Is that possible to flash jetson nano over network

exploring if this is a option. i am wondering if we can flash jetson nano over network to update the devices in the field.

OTA updates are possible with apt-get since JetPack 4.3. If you want to update your own software you could use some docker container orchestration solution or a custom apt repository.

I did not try flashing nano over the network;
but with dd full disk rewrite worked over the network worked
However, you may find some reference

Thanks . since our devices are setup in private network. there is no public internet access … I have setup private apt repository but it is a lot of works to update dependencies libs after deployment … i think docker maybe something worth to try. however i have some questions .

Currnetly I took nvidia sdk rootfs and customized it by adding more open source libs . if using docker i need install these libs into dockers right? what about cuda tensorrt it was on nano host rootfs i think … do i need install inside the docker again or it can be shared ?

is there a example how to run docker inside the nano ?


if using docker i need install these libs into dockers right?

strictly speaking you could add the libs and such to a .csv file and put them in /etc/nvidia-container-runtime/host-files-for-container.d/

Just follow the examples in that folder… but it’s probably a much better solution to install them in the docker image, yes.

Re: tensorrt, that is bind mounted from the host when you run a container (see tensorrt.csv), so it does not need to be installed inside unless you need those libraries temporarily at build time.

I take this strategy to build OpenCV rather than set the default runtime to Nvidia, which I would highly recommend against in the strongest terms.
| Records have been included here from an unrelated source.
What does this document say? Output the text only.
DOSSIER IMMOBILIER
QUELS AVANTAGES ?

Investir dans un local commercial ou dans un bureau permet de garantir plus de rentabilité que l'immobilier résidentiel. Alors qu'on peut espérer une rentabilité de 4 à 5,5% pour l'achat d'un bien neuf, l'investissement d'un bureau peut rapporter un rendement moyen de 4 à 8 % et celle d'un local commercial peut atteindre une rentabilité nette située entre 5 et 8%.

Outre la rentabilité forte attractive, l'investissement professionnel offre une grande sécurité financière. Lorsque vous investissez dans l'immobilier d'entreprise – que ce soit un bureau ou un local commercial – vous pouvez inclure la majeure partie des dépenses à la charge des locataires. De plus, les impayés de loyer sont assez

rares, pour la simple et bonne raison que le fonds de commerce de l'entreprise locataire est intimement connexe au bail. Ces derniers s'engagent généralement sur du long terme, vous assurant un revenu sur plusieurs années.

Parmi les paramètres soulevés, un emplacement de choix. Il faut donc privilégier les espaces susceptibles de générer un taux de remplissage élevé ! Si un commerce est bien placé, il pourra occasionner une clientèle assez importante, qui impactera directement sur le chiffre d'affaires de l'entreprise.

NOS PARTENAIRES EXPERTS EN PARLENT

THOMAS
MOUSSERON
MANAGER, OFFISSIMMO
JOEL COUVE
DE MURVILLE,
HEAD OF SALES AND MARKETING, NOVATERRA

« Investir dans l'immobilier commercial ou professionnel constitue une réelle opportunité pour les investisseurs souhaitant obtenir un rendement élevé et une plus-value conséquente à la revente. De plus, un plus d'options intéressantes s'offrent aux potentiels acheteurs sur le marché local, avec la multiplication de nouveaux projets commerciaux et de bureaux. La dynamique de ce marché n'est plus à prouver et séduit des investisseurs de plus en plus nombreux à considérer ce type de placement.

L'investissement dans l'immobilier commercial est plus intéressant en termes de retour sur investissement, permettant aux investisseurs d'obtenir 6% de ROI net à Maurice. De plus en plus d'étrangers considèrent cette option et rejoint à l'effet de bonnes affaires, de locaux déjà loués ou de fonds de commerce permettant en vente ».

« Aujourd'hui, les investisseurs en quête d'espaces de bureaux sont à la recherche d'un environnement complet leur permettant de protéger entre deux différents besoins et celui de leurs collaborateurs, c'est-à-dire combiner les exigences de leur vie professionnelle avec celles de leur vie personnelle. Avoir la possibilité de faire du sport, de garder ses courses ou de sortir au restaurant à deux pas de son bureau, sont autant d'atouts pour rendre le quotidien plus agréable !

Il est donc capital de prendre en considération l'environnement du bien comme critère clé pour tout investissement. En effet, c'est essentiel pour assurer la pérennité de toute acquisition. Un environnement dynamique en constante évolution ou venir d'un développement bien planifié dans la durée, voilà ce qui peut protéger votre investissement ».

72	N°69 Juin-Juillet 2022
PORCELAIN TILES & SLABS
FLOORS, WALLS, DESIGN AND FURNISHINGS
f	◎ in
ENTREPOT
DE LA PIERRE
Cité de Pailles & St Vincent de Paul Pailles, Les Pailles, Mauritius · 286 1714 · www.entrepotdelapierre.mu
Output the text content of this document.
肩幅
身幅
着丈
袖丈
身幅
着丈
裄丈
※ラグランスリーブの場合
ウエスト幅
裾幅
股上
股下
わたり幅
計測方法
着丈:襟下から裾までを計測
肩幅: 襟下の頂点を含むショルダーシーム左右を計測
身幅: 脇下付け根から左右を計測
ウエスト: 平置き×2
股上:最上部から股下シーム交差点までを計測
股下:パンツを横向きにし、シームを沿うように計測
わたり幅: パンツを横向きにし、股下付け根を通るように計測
This script is run inside a Dockerfile. First, depenedencies are installed:

install_dependencies () {
    # open-cv has a lot of dependencies, but most can be found in the default
    # package repository or should already be installed (eg. CUDA).
    echo "Installing build dependencies."
    apt-get update && apt-get install -y --no-install-recommends \
        gosu \
        cuda-compiler-10-2 \
        cuda-minimal-build-10-2 \
        cuda-libraries-dev-10-2 \
        libcudnn8-dev \
        build-essential \
        cmake \
        git \
        gfortran \
        libatlas-base-dev \
        libavcodec-dev \
        libavformat-dev \
        libavresample-dev \
        libeigen3-dev \
        libgstreamer-plugins-base1.0-dev \
        libgstreamer-plugins-good1.0-dev \
        libgstreamer1.0-dev \
        libjpeg-dev \
        libjpeg8-dev \
        libjpeg-turbo8-dev \
        liblapack-dev \
        liblapacke-dev \
        libopenblas-dev \
        libpng-dev \
        libpostproc-dev \
        libswscale-dev \
        libtbb-dev \
        libtbb2 \
        libtesseract-dev \
        libtiff-dev \
        libv4l-dev \
        libx264-dev \
        pkg-config \
        python3-dev \
        python3-numpy \
        python3-pil \
        python3-matplotlib \
        v4l-utils \

then OpenCV is built, and finally, the dependencies that will be mounted at runtime are removed (as wella s others not needed).

cleanup () {
    echo "REMOVING build files"
    rm -rf ${BUILD_TMP}

    echo "REMOVING build dependencies"
    apt-get purge -y --autoremove \
        gosu \
        build-essential \
        cmake \
        git \
        cuda-compiler-10-2 \
        cuda-minimal-build-10-2 \
        cuda-libraries-dev-10-2 \
        libcudnn8-dev \
    # there are probably more -dev packages that can be removed if the 
    # runtime packages are explicitly added below in install_dependencies
    # but the above ones I know offhand can be removed without breaking open_cv
    # TODO(mdegans): separate more build and runtime deps, purge build deps

    # this shaves about 20Mb off the image
    echo "REMOVING apt cache and lists"
    apt-get clean
    rm -rf /var/lib/apt/lists/*

    echo "REMOVING builder user and any owned files"
    deluser --remove-all-files builder

This leads to a slim image. Otherwise cudnn, cuda, etc… stay in the image pointlessly and are mounted over anyway at runtime.

If you need a base image with Nvidia apt sources enabled, one is here:

Linked is the Dockerfile to build that image as well. It should not matter much what tag you use when building (xavier, nano, etc) since the libraries that differ are mounted over at runtime anyway. The tags are intended if you decide you want to delete all the .csv files and use a purely containerized approach instead (no bind mounting).